3 Give a Tour – But Take Your Time

A tour is already a part of most companies’ employee orientation processes, but often these tours run too fast. You don’t want to simply walk around and point things out. “Here’s the training room, here’s the break room, these stairs go to…”. Instead, take your time – let the employee ask questions and actually meet and talk to people in each department. That makes it much easier for the new hire to remember where things are. Unfortunately, too often tours are a whirlwind that doesn’t help a new employee feel comfortable – they feel overwhelmed instead. By slowing it down and building in real conversation, you can make a tour helpful and memorable.

4 Assign a Buddy for the First Few Months

Having a go-to person to bounce around any questions – especially the “silly” ones – can be very helpful for a new employee. Assign each new hire a buddy in their department that can help them feel more comfortable. It gives them someone other than the manager to ask about both big and small questions. Be sure the buddy is someone who has the experience and really enjoys working for your company. The worst thing you can do is assign a new hire to work closely with a bored, disengaged employee for their first few months. Believe us, it happens. You might have an internal volunteer/application process for new hire buddies. That’s a great way to see who’s interested and evaluate them before you have a new employee work with them.

5 Find Ways to Have Fun

Creating games out of some of the new hire orientation process steps can help make things more interesting. Yes, paperwork has to be done, and there might be required training before they can dive into their role, but that doesn’t mean the process has to be boring. People learn well when playing games, so find a way to use games to transfer important information. This can include a prize for memorizing the company values and reciting them to a manager, or a small gift card if they manage to get 25 signatures from key employees on their first day. Fun creates engagement and helps bond employees to the company. Don’t overlook that.

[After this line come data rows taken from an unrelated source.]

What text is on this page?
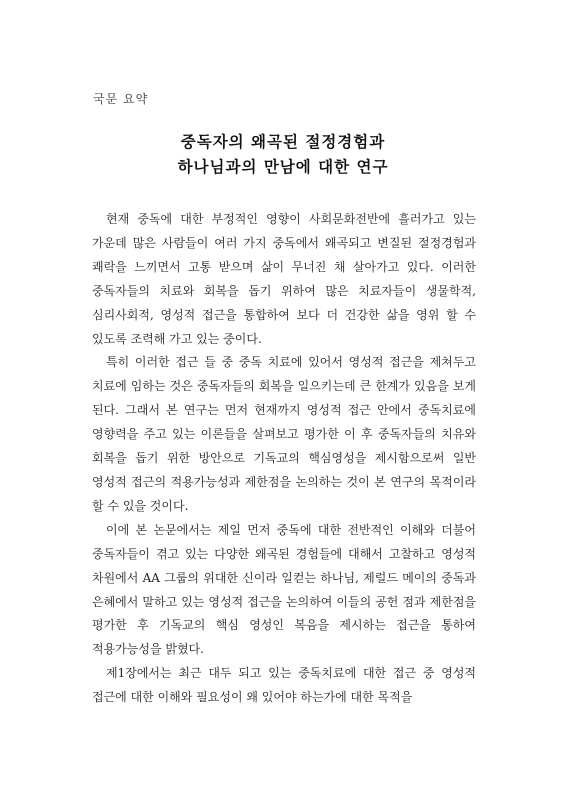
국문 요약
중독자의 왜곡된 절정경험과
하나님과의 만남에 대한 연구

현재 중독에 대한 부정적인 영향이 사회문화전반에 흘러가고 있는 가운데 많은 사람들이 여러 가지 중독에서 왜곡되고 변질된 절정경험과 쾌락을 느끼면서 고통 받으며 삶이 무너진 채 살아가고 있다. 이러한 중독자들의 치료와 회복을 돕기 위하여 많은 치료자들이 생물학적, 심리사회적, 영성적 접근을 통합하여 보다 더 건강한 삶을 영위 할 수 있도록 조력해 가고 있는 중이다.

특히 이러한 접근 들 중 중독 치료에 있어서 영성적 접근을 제쳐두고 치료에 임하는 것은 중독자들의 회복을 일으키는데 큰 한계가 있음을 보게 된다. 그래서 본 연구는 먼저 현재까지 영성적 접근 안에서 중독치료에 영향력을 주고 있는 이론들을 살펴보고 평가한 이 후 중독자들의 치유와 회복을 돕기 위한 방안으로 기독교의 핵심영성을 제시함으로써 일반 영성적 접근의 적용가능성과 제한점을 논의하는 것이 본 연구의 목적이라 할 수 있을 것이다.

이에 본 논문에서는 제일 먼저 중독에 대한 전반적인 이해와 더불어 중독자들이 겪고 있는 다양한 왜곡된 경험들에 대해서 고찰하고 영성적 차원에서 AA 그룹의 위대한 신이라 일컫는 하나님, 제럴드 메이의 중독과 은혜에서 말하고 있는 영성적 접근을 논의하여 이들의 공헌 점과 제한점을 평가한 후 기독교의 핵심 영성인 복음을 제시하는 접근을 통하여 적용가능성을 밝혔다.

제1장에서는 최근 대두 되고 있는 중독치료에 대한 접근 중 영성적 접근에 대한 이해와 필요성이 왜 있어야 하는가에 대한 목적을
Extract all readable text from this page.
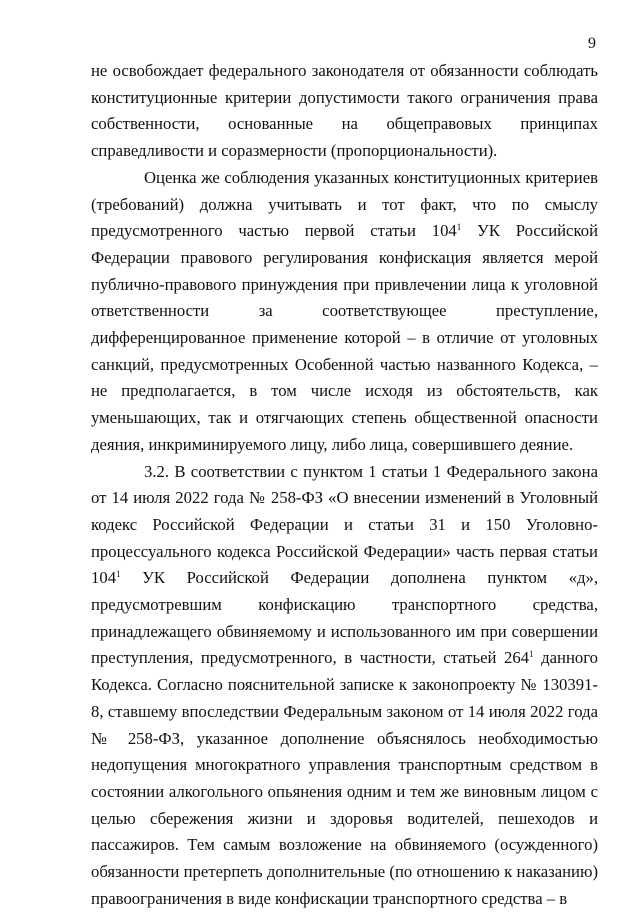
9

не освобождает федерального законодателя от обязанности соблюдать конституционные критерии допустимости такого ограничения права собственности, основанные на общеправовых принципах справедливости и соразмерности (пропорциональности).

Оценка же соблюдения указанных конституционных критериев (требований) должна учитывать и тот факт, что по смыслу предусмотренного частью первой статьи $104^1$ УК Российской Федерации правового регулирования конфискация является мерой публично-правового принуждения при привлечении лица к уголовной ответственности за соответствующее преступление, дифференцированное применение которой – в отличие от уголовных санкций, предусмотренных Особенной частью названного Кодекса, – не предполагается, в том числе исходя из обстоятельств, как уменьшающих, так и отягчающих степень общественной опасности деяния, инкриминируемого лицу, либо лица, совершившего деяние.

3.2. В соответствии с пунктом 1 статьи 1 Федерального закона от 14 июля 2022 года № 258-ФЗ «О внесении изменений в Уголовный кодекс Российской Федерации и статьи 31 и 150 Уголовно-процессуального кодекса Российской Федерации» часть первая статьи $104^1$ УК Российской Федерации дополнена пунктом «д», предусмотревшим конфискацию транспортного средства, принадлежащего обвиняемому и использованного им при совершении преступления, предусмотренного, в частности, статьей $264^1$ данного Кодекса. Согласно пояснительной записке к законопроекту № 130391-8, ставшему впоследствии Федеральным законом от 14 июля 2022 года № 258-ФЗ, указанное дополнение объяснялось необходимостью недопущения многократного управления транспортным средством в состоянии алкогольного опьянения одним и тем же виновным лицом с целью сбережения жизни и здоровья водителей, пешеходов и пассажиров. Тем самым возложение на обвиняемого (осужденного) обязанности претерпеть дополнительные (по отношению к наказанию) правоограничения в виде конфискации транспортного средства – в
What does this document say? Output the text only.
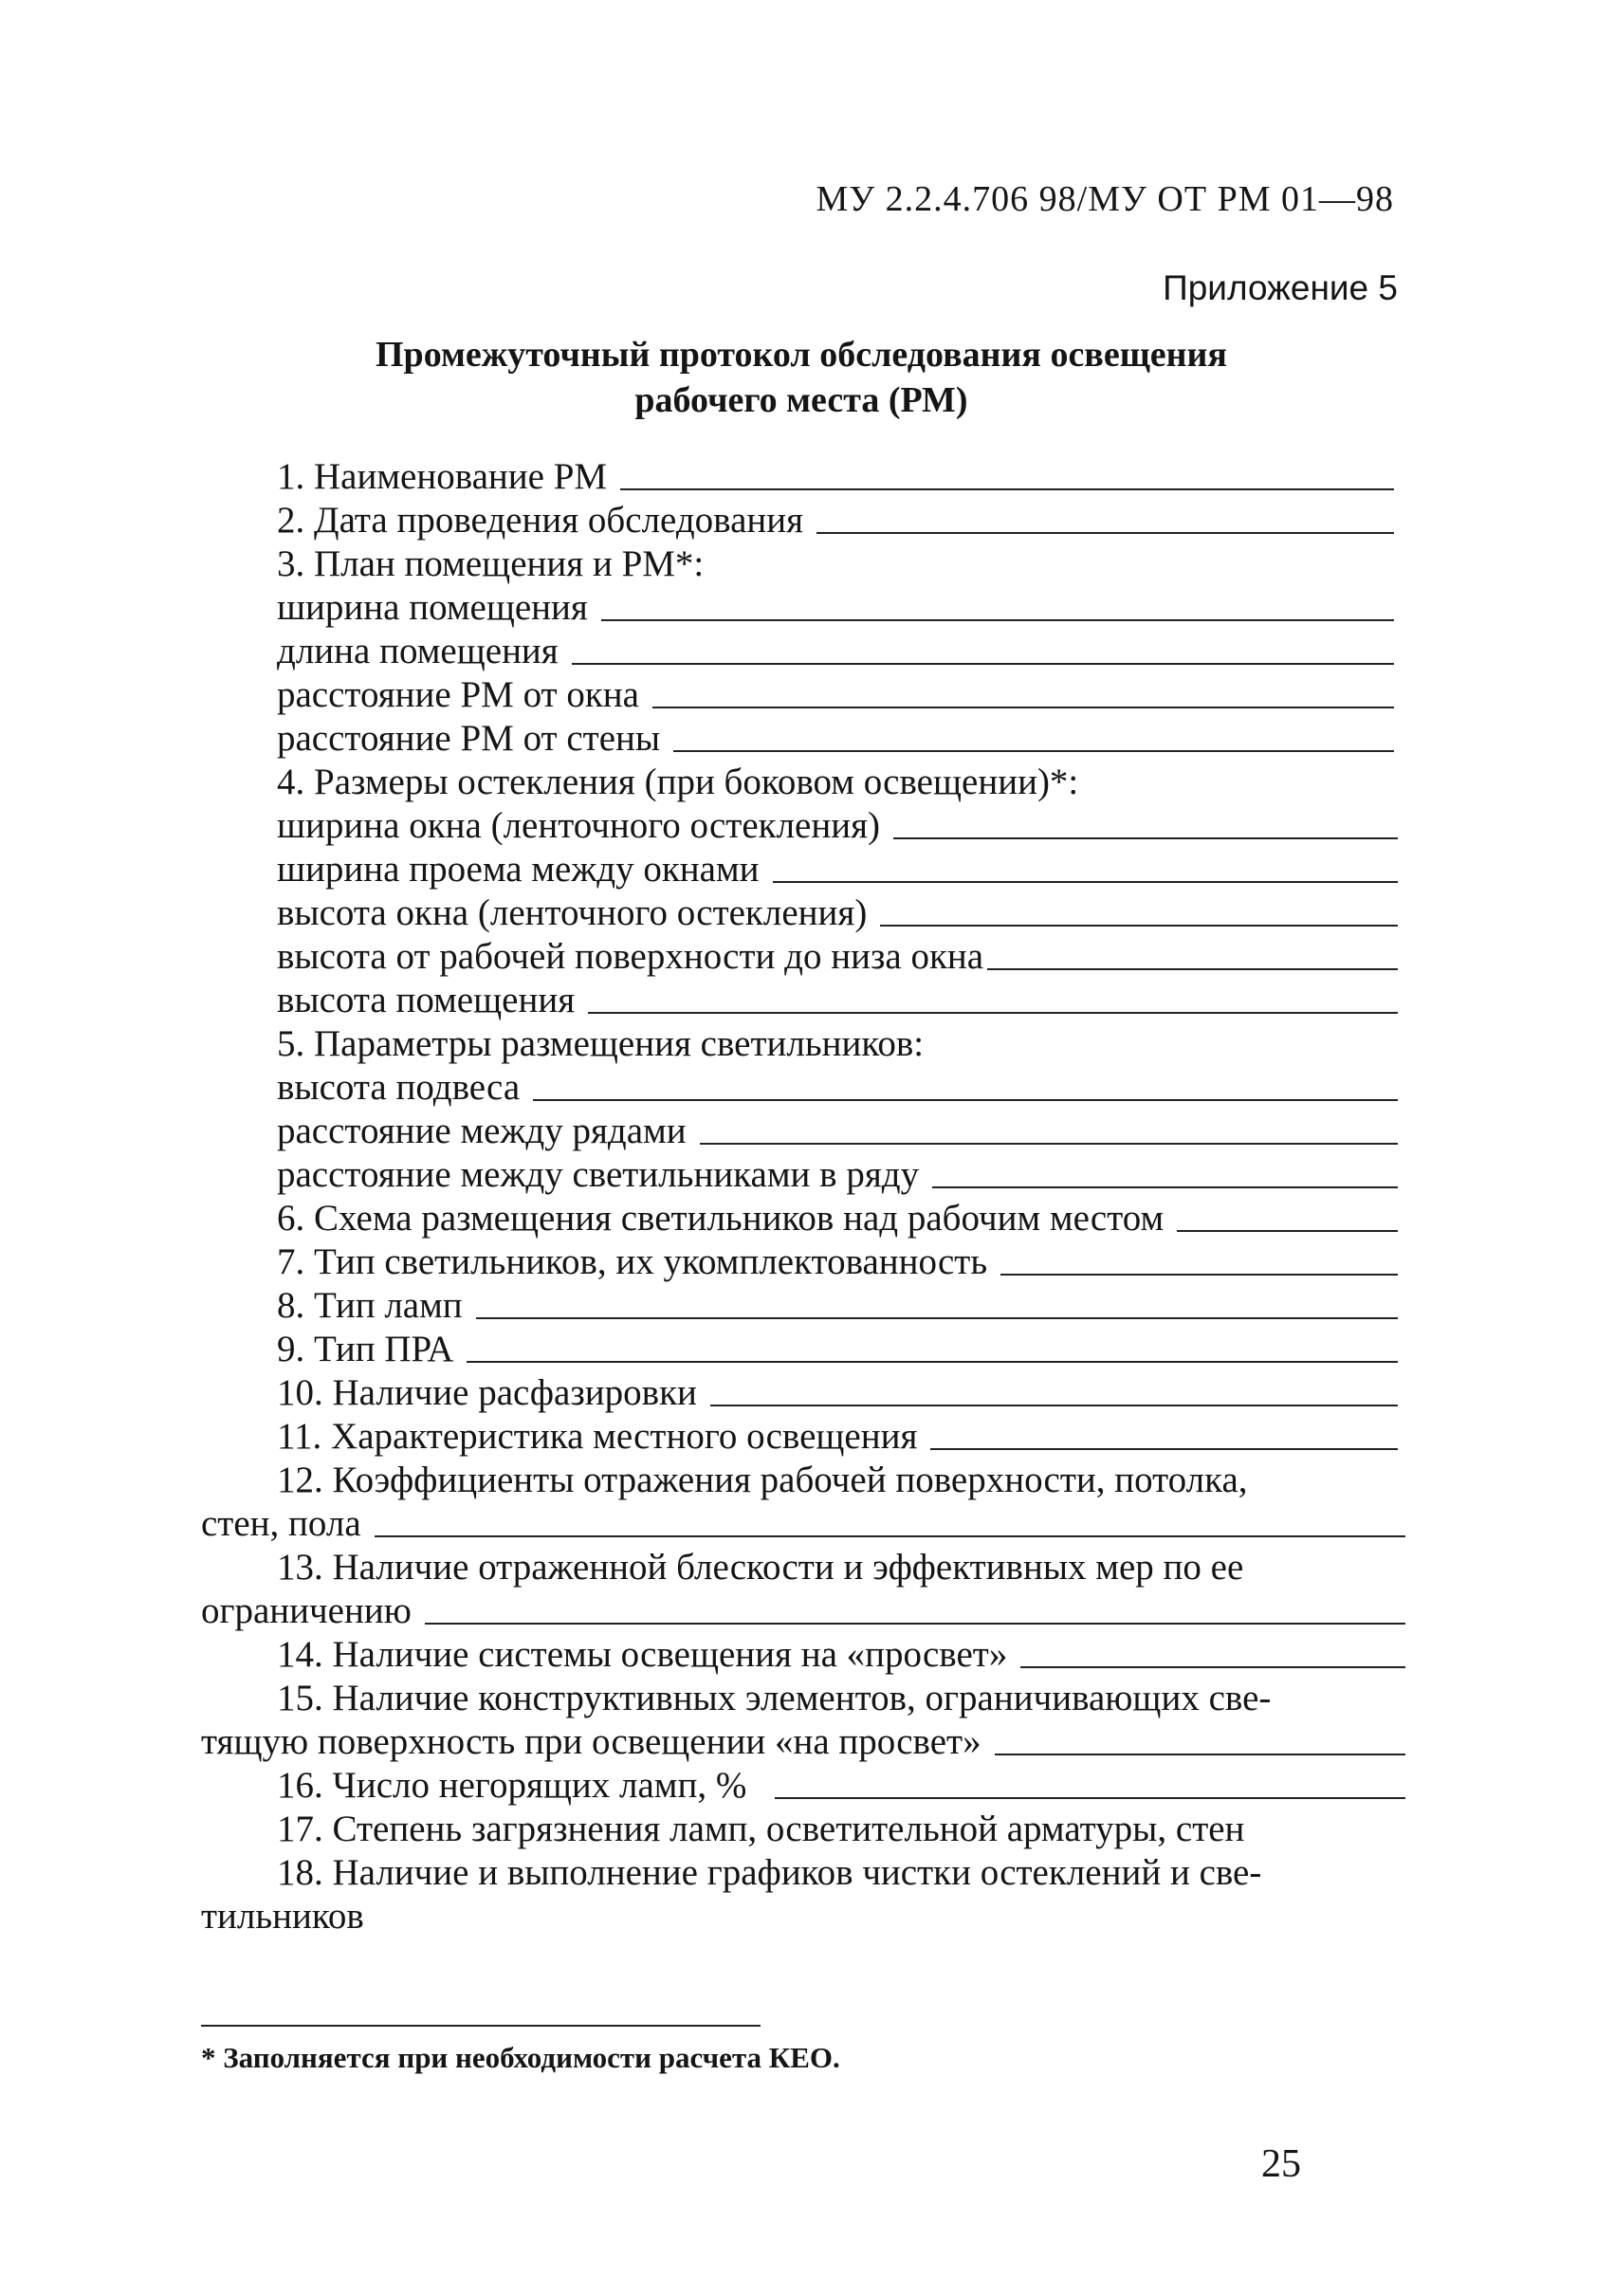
МУ 2.2.4.706 98/МУ ОТ РМ 01—98
Приложение 5
Промежуточный протокол обследования освещения
рабочего места (РМ)
1. Наименование РМ
2. Дата проведения обследования
3. План помещения и РМ*:
ширина помещения
длина помещения
расстояние РМ от окна
расстояние РМ от стены
4. Размеры остекления (при боковом освещении)*:
ширина окна (ленточного остекления)
ширина проема между окнами
высота окна (ленточного остекления)
высота от рабочей поверхности до низа окна
высота помещения
5. Параметры размещения светильников:
высота подвеса
расстояние между рядами
расстояние между светильниками в ряду
6. Схема размещения светильников над рабочим местом
7. Тип светильников, их укомплектованность
8. Тип ламп
9. Тип ПРА
10. Наличие расфазировки
11. Характеристика местного освещения
12. Коэффициенты отражения рабочей поверхности, потолка,
стен, пола
13. Наличие отраженной блескости и эффективных мер по ее
ограничению
14. Наличие системы освещения на «просвет»
15. Наличие конструктивных элементов, ограничивающих све-
тящую поверхность при освещении «на просвет»
16. Число негорящих ламп, %
17. Степень загрязнения ламп, осветительной арматуры, стен
18. Наличие и выполнение графиков чистки остеклений и све-
тильников
* Заполняется при необходимости расчета КЕО.
25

6 Introduce Key Business Leaders

Whether you have only one new hire at a time or a whole team, arrange key leaders to be available to introduce themselves. This might mean one-on-one meetings or a period of team meetings where each manager introduces themselves and shares information about their role. The size of your company will dictate exactly which leaders are available but try to have at least the local head of the new hire’s department available, along with the highest-ranking local manager. You might also include team leaders and key HR personnel.

Great Orientation is Great for Business

Bonding new employees to your team from day one is vital. It’s a great way to set up a new hire for success, and it saves your business time and money. These six steps will help you craft your own new hire orientation program. The key is that it’s written down and consistently implemented. When it is, you’ll have great success with new hires!